Jesus said unto her, I am the resurrection, and the life: he that believeth in me, though he were dead, yet shall he live: And whosoever liveth and believeth in me shall never die. Believest thou this? -John 11:25-26 (KJV)
Growing up without a spiritual foundation makes the world a very depressing place to live in, with no footing below or greater aims and assurances above. Despite growing up with Buddhist parents, they weren’t really practicing, so I grew up in a godless household.
Thankfully, my mother had gone to school in the 1960s with a classmate whose parents, twenty years later, occasionally took me and my siblings to Sunday school at their Presbyterian church. There, a tiny seed was planted in my heart that would take decades to grow and break the surface.

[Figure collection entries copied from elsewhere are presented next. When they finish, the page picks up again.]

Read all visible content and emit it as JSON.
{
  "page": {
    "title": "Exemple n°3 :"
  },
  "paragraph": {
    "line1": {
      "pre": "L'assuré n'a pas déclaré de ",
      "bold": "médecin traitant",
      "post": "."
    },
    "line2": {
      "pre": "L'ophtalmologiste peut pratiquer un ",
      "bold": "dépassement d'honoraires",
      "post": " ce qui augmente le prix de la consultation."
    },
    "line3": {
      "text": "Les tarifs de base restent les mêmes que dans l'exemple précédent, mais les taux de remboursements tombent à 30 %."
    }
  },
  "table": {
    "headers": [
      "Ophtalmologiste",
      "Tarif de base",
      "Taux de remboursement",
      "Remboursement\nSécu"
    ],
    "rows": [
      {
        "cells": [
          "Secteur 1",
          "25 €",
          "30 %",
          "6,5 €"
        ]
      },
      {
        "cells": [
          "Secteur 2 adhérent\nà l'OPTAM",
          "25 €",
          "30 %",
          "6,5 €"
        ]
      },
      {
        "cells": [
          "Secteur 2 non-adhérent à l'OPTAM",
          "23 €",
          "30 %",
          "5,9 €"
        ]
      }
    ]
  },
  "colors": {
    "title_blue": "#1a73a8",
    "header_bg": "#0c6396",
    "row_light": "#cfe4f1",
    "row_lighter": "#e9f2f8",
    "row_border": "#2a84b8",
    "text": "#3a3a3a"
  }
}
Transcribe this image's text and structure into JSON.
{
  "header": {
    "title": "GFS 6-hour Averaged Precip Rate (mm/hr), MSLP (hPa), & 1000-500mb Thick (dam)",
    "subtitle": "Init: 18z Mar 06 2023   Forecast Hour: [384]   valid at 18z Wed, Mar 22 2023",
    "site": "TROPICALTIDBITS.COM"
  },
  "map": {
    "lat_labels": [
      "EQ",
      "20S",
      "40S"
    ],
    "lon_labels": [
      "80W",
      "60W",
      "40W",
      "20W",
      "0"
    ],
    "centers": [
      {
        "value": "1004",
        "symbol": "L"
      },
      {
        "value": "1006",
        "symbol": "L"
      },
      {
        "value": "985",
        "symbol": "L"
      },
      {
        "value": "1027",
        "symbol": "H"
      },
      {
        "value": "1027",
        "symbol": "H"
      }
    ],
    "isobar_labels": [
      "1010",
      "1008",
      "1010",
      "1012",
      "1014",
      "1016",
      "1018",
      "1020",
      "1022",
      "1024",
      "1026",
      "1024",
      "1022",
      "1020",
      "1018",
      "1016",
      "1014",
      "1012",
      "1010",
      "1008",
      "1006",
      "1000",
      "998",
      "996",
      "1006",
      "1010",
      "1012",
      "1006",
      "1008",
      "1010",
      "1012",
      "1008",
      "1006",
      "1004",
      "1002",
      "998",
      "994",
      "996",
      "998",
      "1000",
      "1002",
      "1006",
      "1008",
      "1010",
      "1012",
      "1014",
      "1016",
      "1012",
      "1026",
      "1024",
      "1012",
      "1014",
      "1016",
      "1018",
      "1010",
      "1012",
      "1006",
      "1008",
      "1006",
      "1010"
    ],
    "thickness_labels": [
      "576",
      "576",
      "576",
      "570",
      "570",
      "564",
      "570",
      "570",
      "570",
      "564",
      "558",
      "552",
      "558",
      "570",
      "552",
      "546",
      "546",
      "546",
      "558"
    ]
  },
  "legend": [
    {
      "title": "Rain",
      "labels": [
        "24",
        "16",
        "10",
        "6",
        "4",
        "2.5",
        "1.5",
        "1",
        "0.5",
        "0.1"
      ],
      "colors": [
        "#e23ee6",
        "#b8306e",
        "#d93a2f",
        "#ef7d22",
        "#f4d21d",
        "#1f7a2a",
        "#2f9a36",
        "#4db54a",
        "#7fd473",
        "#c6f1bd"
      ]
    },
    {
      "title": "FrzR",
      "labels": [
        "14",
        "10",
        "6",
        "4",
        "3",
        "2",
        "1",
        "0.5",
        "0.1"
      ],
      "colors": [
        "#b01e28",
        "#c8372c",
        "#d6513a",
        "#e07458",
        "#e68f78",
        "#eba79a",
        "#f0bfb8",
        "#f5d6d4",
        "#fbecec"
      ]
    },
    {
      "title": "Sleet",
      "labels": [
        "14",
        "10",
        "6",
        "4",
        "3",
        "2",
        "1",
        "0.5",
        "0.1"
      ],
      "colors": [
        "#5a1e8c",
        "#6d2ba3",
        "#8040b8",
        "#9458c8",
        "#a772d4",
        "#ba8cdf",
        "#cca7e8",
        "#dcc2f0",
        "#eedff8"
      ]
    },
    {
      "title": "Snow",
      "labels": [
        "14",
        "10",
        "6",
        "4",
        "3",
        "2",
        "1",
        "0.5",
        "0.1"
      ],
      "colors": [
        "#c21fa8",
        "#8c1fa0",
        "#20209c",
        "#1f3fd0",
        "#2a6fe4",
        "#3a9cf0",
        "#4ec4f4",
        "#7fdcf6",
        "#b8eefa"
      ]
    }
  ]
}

In high school, I remember taking a philosophy class, which mostly just confused me even more about what was going on in the world. The writings of Plato described students of his teacher, Socrates, and all the students who’d dialogue with him to better understand reality. But those discussions mostly made things murkier for me. (It wasn’t till 2015 that I could connect the parallel between Socrates’ Allegory of the Cave and true believers.)
In the late 1990s, I remember shopping around for a world view. Judaism? Islam? Christianity? Zoroastrianism? Buddhism? Hinduism? I ended up choosing Christianity at the time, but it didn’t stick, because I understood it intelligently, but not in my heart.
It wasn’t till 2013, at the age of 40, that God decided it was time for me to wake up…that the seed that was planted long ago when I was a child, was ready to sprout. That it was time to use me for His will and His plans, which are still too grand and complex for me to understand right now. What I do know is that He calls me, just as He does each of His children, to go out and sing His praises to the world, and to continue our sanctification process toward Christlikeness with every passing moment.
One thing I can say that He has told me in my heart is to continue to learn about people of other faiths–and even those with none at all–to learn how to connect with them. It is then that we can expose them to God’s truth, and show them that they, too, can stop searching, because the one way, truth, and life has been revealed to them. All they need to do is choose to accept it.